The patron of this parish, my name-saint Anthony of Padua, wonderfully embodied both the love of God and love of neighbour, demonstrating that compassion memorialised in “St Anthony’s Bread”. He was, perhaps, the greatest preacher of the Catholic faith in a century of great preachers, and so it is that his tongue remains incorrupt to this very day, eight centuries after he died. You might think such learning and rhetoric suited him best to being a Dominican; but he proved his Franciscan credentials, when people of a coastal town like Sydney wouldn’t listen to him, by going to the beach and preaching to the fish!

I’m not sure how much preaching to the sharks Fr Greg will be doing here in Marsfield, but I’m confident he will share in St Anthony’s love for our faith and for the poor, as this is very much at the heart of the Vincentian charism.

Indeed, Fr Greg inherits a parish thoroughly committed to the twin love of God and neighbour in its many groups and ministries: the St Vincent de Paul Society, of course, but also a hospitality group, a book club, a Christian meditation group, an adult education group, a ladies’ club, a men’s club, and more. Truly, this is a vibrant parish! There are many causes to celebrate but not for complacency. We thank God one out of four Catholics in this area is here at Mass on Sunday, which is a good practising rate by the standards of contemporary Sydney and Australia; but we grieve the absence of the other three-quarters, and the others again that do not even know this as their spiritual home. We must ask ourselves, again and again, how we can best reach out to the unconverted and the diverted, and make this the sort of place they will want to be on Sunday.

Fr Greg will now be responsible on my behalf for the worship, evangelisation and service in this parish. In his priestly service, he must sanctify you by prayer and sacrament. In his shepherding, he must lead and serve as Christ did. In his prophetic ministry, he must proclaim the Gospel and Church teaching in season and out. But he cannot do this all by himself. Together, priests and people achieve far more than any one of us could do alone. To strengthen Fr Greg for his new task, we now have the formal Rites of Installation of a Parish Priest. They are a useful reminder to us all not just of his mission but yours – the mission of the whole Church. I ask you, of your love for God and neighbour, to keep supporting Fr Greg, as he prays for and serves you.

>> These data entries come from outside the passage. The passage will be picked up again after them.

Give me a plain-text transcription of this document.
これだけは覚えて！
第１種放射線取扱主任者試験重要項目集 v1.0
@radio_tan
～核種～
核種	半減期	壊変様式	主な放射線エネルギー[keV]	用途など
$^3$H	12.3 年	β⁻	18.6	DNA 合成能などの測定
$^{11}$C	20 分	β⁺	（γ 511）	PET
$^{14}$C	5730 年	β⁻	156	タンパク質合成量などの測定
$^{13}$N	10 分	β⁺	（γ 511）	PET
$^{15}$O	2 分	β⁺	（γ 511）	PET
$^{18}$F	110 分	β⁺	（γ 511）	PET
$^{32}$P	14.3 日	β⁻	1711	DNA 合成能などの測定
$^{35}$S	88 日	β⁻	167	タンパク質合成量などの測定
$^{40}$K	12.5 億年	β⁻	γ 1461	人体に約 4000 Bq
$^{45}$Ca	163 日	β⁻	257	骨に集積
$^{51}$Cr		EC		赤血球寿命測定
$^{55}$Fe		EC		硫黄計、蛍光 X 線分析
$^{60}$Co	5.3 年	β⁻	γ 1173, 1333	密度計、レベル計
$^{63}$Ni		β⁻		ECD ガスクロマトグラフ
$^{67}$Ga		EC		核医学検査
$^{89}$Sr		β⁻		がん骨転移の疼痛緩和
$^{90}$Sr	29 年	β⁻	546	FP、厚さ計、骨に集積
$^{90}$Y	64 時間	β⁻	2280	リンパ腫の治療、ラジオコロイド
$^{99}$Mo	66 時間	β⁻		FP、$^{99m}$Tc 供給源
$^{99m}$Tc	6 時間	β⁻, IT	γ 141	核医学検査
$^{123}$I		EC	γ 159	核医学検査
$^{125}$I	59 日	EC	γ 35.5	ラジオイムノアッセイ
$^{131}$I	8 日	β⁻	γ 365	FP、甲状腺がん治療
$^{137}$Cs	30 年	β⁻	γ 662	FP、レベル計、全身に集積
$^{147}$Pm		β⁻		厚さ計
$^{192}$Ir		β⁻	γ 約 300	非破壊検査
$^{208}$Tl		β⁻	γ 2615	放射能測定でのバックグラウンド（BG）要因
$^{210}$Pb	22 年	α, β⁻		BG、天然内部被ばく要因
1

INTRODUCTION TO MASS FOR 30TH SUNDAY ORDINARY TIME YEAR A +
INSTALLATION OF FR GREG COONEY CM AS PARISH PRIEST OF MARSFIELD
St. Anthony’s Church, Marsfield

Welcome dear parishioners to this morning’s Mass, where I will formally install Fr Greg Cooney CM as your parish priest. Fr Greg is the former Provincial of the Vincentian Fathers and a very experienced leader and pastor. In addition to your soon-to-be-installed parish priest, I acknowledge also Mr Simon Turner, Chair of the Pastoral Council, and the Vincentian Fathers who have for so long led and served here. In witnessing the Rites of Installation of a Parish Priest we will all have a chance to reflect on the various stages of our faith journey. So we begin this Mass by giving thanks for the gift of Catholic faith and repenting of our failures to live it as we ought.